Dow Jones & Nasdaq 100: Fed Cut Bets Lift US Futures
A positive from the January figures was the less marked decline in producer prices, suggesting an improving demand backdrop. Producers adjust prices based on demand, passing cost savings or increases on to consumers. Improving demand would signal a pickup in global trade, supporting risk assets.
US Jobs Report and Earnings in Focus
US futures posted gains during the Asian session on February 11. The Dow Jones E-mini climbed 117 points, while the Nasdaq 100 E-mini and the S&P 500 E-mini advanced 106 points and 21 points, respectively.
Later on Wednesday, US labor market data will influence expectations of an H1 2026 Fed rate cut. Economists forecast average hourly earnings will rise 3.6% year-on-year in January, down from 3.8% (YoY) in December. Meanwhile, economists expect unemployment to remain at 4.4% in January, while predicting the participation rate to drop from 62.4% to 62.3%. A lower participation rate can distort unemployment numbers.
Deteriorating labor market conditions and softer wage growth would indicate a drop in consumer spending, cooling demand-driven inflation. A weaker inflation outlook would support a more dovish Fed policy stance. Lower borrowing costs could boost corporate profits and stock valuations, supporting the bullish medium-term outlook for US stock futures.
With the US labor market in focus, traders should closely monitor Fed chatter. Views on inflation, the labor market, and monetary policy will influence risk sentiment.
Beyond the US economic data, the earnings calendar also needs consideration. McDonald’s (MCD) is among the marquee names to release earnings results. Given its retail focus, its outlook will give further clues on the demand environment. Upbeat earnings and positive outlooks would likely fuel demand for risk assets.
Key Technical Levels for Dow Jones, Nasdaq 100, and S&P 500
Despite the morning gains, the Nasdaq 100 E-mini remained below its 50-day EMA, while holding above its 200-day EMA. The EMA positions signaled a bearish near-term, but bullish longer-term outlook.

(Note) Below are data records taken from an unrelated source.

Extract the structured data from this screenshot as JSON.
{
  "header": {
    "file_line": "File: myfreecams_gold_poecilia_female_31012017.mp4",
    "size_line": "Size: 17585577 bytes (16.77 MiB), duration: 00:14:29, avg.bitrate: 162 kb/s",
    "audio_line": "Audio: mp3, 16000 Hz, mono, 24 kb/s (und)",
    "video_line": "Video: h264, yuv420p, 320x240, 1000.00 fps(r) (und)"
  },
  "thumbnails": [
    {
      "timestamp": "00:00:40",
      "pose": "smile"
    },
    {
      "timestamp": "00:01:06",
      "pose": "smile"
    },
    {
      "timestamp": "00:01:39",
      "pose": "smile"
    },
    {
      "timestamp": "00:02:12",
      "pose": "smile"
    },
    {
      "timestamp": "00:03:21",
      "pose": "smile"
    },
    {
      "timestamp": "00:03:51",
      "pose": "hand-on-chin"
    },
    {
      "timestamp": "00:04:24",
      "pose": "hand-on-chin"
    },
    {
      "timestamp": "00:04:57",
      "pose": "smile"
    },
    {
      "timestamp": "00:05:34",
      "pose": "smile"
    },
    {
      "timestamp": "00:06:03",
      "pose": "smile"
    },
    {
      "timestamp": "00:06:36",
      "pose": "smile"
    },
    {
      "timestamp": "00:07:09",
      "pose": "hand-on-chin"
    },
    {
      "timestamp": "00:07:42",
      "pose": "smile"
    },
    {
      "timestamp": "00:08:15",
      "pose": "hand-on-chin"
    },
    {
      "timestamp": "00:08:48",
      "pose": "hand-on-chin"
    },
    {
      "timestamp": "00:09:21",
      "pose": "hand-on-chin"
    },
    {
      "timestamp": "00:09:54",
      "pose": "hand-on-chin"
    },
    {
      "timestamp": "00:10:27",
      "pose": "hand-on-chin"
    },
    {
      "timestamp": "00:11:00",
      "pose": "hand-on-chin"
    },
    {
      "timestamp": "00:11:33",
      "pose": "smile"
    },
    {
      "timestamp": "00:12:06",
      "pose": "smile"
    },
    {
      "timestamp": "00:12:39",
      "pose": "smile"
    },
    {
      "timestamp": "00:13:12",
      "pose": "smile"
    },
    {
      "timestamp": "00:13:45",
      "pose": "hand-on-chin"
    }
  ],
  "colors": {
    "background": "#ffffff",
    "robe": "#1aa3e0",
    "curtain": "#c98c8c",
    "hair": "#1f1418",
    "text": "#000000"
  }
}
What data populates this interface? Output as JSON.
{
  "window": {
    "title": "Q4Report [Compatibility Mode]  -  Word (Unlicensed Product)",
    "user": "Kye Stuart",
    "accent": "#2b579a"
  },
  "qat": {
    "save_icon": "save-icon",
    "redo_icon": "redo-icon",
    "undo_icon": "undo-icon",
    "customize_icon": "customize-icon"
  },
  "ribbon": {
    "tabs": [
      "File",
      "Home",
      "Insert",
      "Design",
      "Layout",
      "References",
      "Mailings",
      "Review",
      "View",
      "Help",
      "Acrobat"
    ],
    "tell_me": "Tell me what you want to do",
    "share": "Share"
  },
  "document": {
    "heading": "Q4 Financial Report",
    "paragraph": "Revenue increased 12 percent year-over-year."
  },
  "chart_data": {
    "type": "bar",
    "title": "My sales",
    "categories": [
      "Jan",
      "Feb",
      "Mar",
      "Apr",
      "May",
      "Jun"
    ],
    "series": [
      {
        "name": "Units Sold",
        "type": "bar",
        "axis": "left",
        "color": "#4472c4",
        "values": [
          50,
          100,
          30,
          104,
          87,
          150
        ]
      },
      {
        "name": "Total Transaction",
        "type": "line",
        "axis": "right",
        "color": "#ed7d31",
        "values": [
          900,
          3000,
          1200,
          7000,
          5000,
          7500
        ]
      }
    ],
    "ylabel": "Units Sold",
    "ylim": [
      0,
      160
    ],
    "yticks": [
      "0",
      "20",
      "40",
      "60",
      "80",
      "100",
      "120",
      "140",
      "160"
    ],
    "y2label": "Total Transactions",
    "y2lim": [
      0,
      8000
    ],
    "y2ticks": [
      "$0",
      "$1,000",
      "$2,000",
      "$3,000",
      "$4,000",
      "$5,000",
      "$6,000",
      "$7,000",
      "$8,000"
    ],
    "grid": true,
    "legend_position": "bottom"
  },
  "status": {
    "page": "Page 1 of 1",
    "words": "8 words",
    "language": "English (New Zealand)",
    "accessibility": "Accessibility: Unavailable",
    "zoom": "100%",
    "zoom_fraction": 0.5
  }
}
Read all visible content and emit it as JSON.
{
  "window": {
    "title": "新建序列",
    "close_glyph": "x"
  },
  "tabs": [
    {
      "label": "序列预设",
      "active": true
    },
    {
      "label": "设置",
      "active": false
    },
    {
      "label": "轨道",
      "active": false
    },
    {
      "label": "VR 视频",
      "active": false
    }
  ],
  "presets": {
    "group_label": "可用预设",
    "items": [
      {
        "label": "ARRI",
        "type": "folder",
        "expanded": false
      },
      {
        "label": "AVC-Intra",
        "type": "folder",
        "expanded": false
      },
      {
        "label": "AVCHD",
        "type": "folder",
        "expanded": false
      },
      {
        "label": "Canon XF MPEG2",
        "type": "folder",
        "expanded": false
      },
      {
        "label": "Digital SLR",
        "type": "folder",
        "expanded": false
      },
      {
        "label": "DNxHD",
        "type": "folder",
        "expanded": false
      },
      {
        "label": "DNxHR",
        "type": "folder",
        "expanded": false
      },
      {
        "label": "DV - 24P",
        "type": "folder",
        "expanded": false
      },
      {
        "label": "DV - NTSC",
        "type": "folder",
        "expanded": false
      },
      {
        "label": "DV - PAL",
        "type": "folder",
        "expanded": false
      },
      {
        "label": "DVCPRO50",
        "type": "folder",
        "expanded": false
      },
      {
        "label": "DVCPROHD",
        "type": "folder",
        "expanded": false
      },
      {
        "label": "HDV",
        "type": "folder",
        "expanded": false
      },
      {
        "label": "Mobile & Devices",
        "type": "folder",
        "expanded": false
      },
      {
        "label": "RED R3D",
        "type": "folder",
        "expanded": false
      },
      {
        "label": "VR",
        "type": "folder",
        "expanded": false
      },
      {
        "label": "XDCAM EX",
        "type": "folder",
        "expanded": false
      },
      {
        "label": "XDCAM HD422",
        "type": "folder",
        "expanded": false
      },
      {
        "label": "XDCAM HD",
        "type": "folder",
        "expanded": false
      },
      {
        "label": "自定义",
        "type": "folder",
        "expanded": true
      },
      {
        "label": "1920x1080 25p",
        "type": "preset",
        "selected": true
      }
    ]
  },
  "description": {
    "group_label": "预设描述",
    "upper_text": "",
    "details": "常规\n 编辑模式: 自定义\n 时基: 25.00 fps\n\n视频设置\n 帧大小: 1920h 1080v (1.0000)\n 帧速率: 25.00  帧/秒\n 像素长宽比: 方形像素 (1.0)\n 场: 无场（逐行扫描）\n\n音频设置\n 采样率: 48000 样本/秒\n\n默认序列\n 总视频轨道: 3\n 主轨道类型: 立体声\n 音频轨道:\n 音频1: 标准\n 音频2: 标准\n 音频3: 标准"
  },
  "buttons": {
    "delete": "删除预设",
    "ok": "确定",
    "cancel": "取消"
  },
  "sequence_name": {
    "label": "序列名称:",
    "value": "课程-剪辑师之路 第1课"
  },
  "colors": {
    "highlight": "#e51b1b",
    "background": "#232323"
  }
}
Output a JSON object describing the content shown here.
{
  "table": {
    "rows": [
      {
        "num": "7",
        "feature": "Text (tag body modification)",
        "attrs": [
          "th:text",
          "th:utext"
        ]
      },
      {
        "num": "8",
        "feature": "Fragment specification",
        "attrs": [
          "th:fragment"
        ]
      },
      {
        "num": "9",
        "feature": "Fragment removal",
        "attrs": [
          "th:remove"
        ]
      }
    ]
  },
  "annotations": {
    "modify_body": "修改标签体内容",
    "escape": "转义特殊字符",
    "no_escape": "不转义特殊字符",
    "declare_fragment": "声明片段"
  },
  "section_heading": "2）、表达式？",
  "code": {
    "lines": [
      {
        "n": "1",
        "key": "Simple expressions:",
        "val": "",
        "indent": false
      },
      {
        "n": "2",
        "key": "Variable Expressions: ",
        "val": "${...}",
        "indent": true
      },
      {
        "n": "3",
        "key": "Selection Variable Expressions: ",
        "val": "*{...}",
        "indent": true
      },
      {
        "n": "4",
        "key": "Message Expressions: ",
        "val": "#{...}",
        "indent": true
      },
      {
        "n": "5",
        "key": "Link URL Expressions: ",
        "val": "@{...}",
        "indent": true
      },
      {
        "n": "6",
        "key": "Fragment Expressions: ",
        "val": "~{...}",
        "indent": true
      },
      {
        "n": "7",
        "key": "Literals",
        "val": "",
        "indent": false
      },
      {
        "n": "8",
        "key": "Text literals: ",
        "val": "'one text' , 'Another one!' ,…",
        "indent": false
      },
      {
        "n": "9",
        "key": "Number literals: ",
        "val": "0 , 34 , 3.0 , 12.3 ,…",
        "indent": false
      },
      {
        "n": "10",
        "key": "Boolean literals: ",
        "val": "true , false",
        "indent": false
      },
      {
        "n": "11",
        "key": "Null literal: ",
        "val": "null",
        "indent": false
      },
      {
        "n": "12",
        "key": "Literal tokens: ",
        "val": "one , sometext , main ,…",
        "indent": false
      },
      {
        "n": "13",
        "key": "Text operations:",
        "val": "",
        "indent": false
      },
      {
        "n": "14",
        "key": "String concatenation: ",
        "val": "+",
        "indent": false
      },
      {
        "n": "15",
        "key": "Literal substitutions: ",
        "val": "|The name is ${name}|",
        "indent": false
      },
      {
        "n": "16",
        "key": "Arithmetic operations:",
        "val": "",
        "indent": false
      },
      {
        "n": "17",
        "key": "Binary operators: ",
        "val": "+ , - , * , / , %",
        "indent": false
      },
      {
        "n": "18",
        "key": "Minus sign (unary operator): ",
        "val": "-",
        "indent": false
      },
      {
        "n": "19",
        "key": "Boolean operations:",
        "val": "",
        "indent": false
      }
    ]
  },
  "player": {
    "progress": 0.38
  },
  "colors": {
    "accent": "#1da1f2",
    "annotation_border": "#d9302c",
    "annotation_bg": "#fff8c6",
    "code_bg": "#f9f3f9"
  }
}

Meanwhile, the Dow Jones E-mini and the S&P 500 E-mini traded above their 50-day and 200-day EMAs, indicating a bullish bias, aligning with positive fundamentals.
Near-term trends will hinge on geopolitical risks, earnings, US economic data, and central bank rhetoric. Key levels to monitor include:
Dow Jones
- Resistance: the February 10 record high of 50,611 and then 51,000.
- Support: the 50-day EMA (48,941), and then 48,500.